When former NewsNight anchor Aaron Brown talks about CNN’s response to the competition from Fox News Channel, he frames it in terms of “huge mistakes,” emphasizing the word huge.

In a wide-ranging interview with TVNewser, Brown described the eleven-year battle between Fox News Channel and CNN:

“On the one hand, you have this very disciplined, ratings-directed news organization, or whatever they are… On the other hand, you have an organization that is trying to figure out if it can be all things to all people. Can it be an opinion network, can it be a tabloid-driven network, can it be a serious news organization? It used to be a serious news organization.

It’s hard to be all those things. It’s really hard to be all those things.

You end up being none of them.”

Brown thinks Paula Zahn‘s show is symbolic. “Whatever competence she has, and whatever skills her producers have, it wasn’t clear to me what the program was,” Brown said. “It has never had a clear definition. In some ways, I believe the network is [similar].”

Brown said he noticed an “incredibly dismissive attitude” toward Fox when he arrived at CNN in 2001.

“It ran through every part of the organization, top to bottom. It wasn’t just bosses, everybody had it. I thought then, and I said then in meetings, that this is a huge mistake. And it was. That’s the truth of it. It was,” he said. “And I think in many ways the organization continues to pay for it.”

Brown continued: “Fox is an incredibly disciplined organization. CNN is much less disciplined. It’s part of the reason why CNN’s a better journalism organization. It doesn’t have the kind of top-down discipline that Fox has.

But in a competitive race, Fox knows exactly what its audience wants. It’s been one of the most remarkable things I’ve ever seen in television: no matter what the story is, no matter what the circumstances are, if it’s not what the audience wants, they will walk away from the story.”

He cites examples.

Immediately after Hurricane Katrina, Fox’s reporting was terrific, Brown said. He specifically mentioned Shep Smith‘s reports. And then…

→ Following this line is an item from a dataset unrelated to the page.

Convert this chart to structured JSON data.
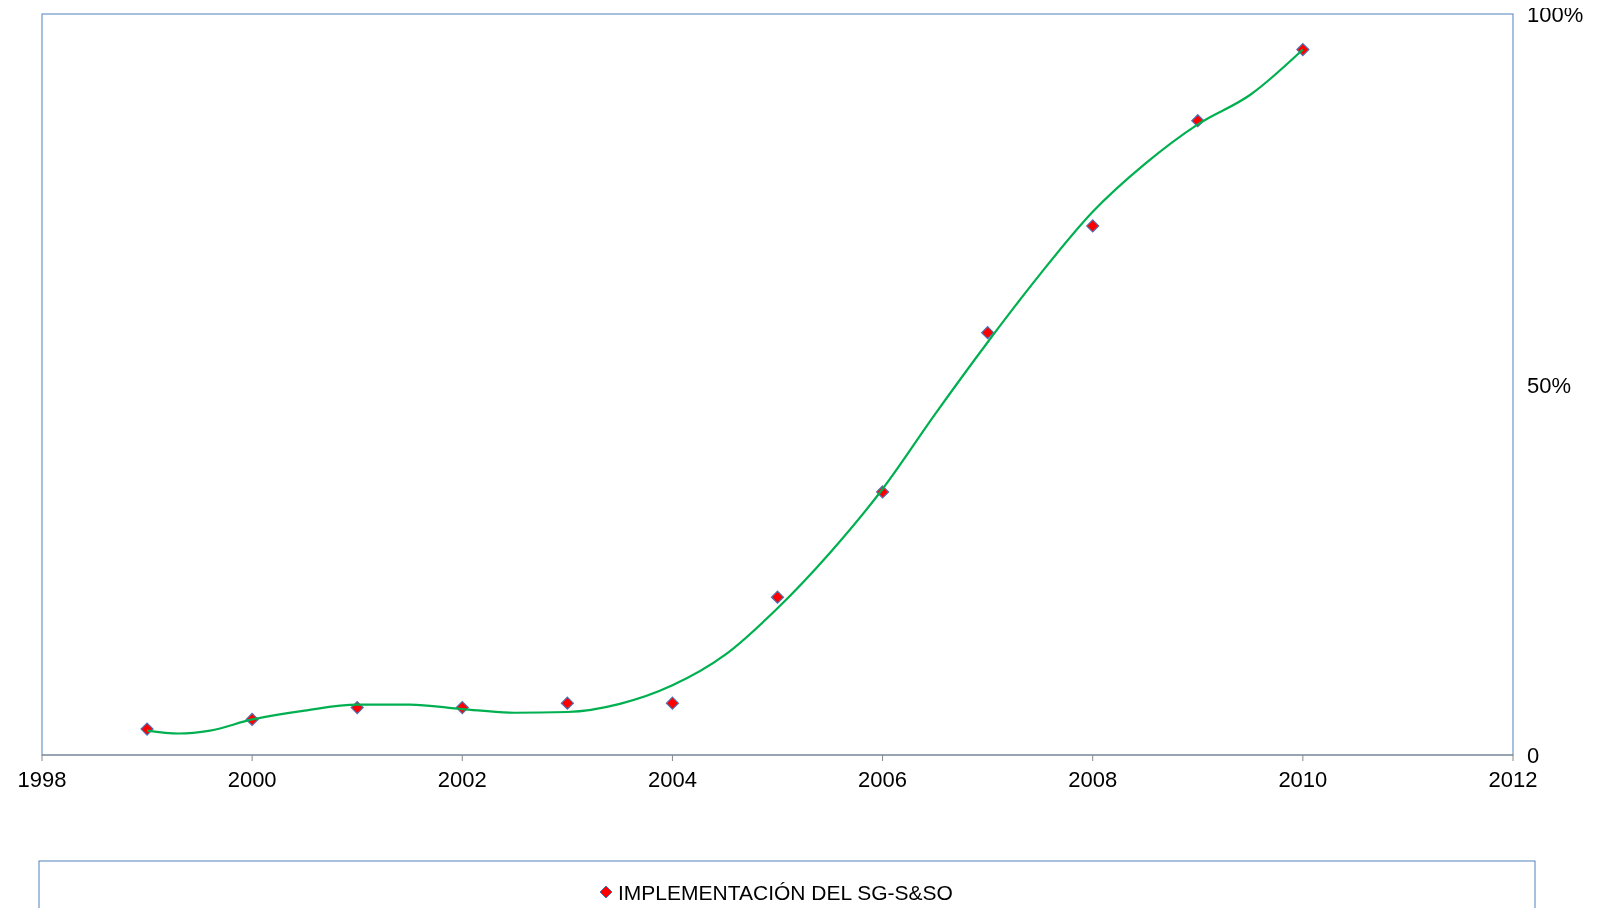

“In my mind, when it became clear that the story had become the incompetence of the administration, that did not fit their view, so they walked away. They pulled troops out,” Brown said.

He also cited the death of the Pope.

“They did a really nice job for a while, but there weren’t two sides,” Brown said. “They couldn’t get a good O’Reilly shouting match… So they just walked away from it, which was fine for me, because we were doing great with it.”

He summarizes “CNN’s struggle” like this: “how do you find eyeballs that compete with the eyeballs that show up at Fox every day and hang out for a very long time?”

Almost two years after Brown’s departure, CNN still hasn’t figured it out.